Così i consiglieri di Europa Verde, Giampietro Moro e Beatrice Podda, all’indomani dell’ennesima tentata rapina al bar-tabacchi della Pergola. Episodi da non sottovalutare, certo, ma secondo i rappresentanti di maggioranza, non bisogna alimentare allarmismi. «Sono lontani, fortunatamente, i tempi in cui il sindaco di Alghero viaggiava sotto scorta, ma siamo tutti d’accordo che non bisogna abbassare la guardia. L’Amministrazione Cacciotto non è mai stata indifferente al tema della sicurezza urbana. La continua e costante collaborazione con la Prefettura infatti ci dice che, nonostante gli episodi accaduti in questi giorni, Alghero può ritenersi distante dall’emergenza criminalità – prosegue la nota di Moro e Podda, secondo cui è facile puntare il dito a livello locale – mentre si tace rispetto alle responsabilità di chi governa a livello nazionale, che potrebbe assumere decisioni realmente incisive per garantire la sicurezza dei cittadini».

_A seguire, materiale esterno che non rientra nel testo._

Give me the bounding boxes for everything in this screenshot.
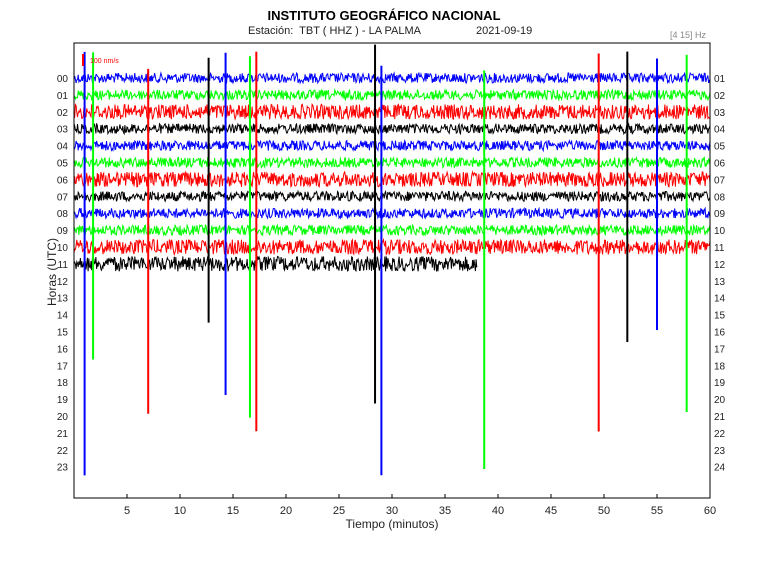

I consiglieri di Europa Verde infine si appellano al consigliere nazionale di Forza Italia, Marco Tedde, perché faccia valere il suo peso politico a Roma, «considerato che il suo partito è parte della maggioranza di governo, chiamata a rafforzare la presenza dello Stato nei territori». Nei mesi scorsi, infatti, il primo cittadino Cacciotto aveva segnalato al Ministero la grave carenza di risorse del Commissariato di pubblica sicurezza di Alghero mentre, a livello locale, il sindaco ha potenziato il servizio di vigili urbani e approvato il nuovo regolamento di polizia urbana.

«Tra le misure adottate c’è anche l’integrazione del sistema di videosorveglianza, un intenso lavoro di contrasto all'abusivismo, dall’occupazione del suolo pubblico fino al pagamento dei tributi comunali, oltre a controlli fonometrici per contrastare la diffusione oltre i limiti di rumori e musica. Queste azioni si inseriscono in un progetto più ampio che vede una stretta collaborazione tra la polizia locale e le altre forze dell'ordine, per creare una rete di sicurezza sempre più forte e operativa. Infine possiamo sottolineare come anche la compagnia barraccellare sia stata incrementata numericamente e dotata di nuove e maggiori risorse. Rispediamo pertanto al mittente le critiche e ci aspettiamo una collaborazione più proficua e meno faziosa per il bene di tutta la collettività», chiudono Giampietro Moro e Beatrice Podda.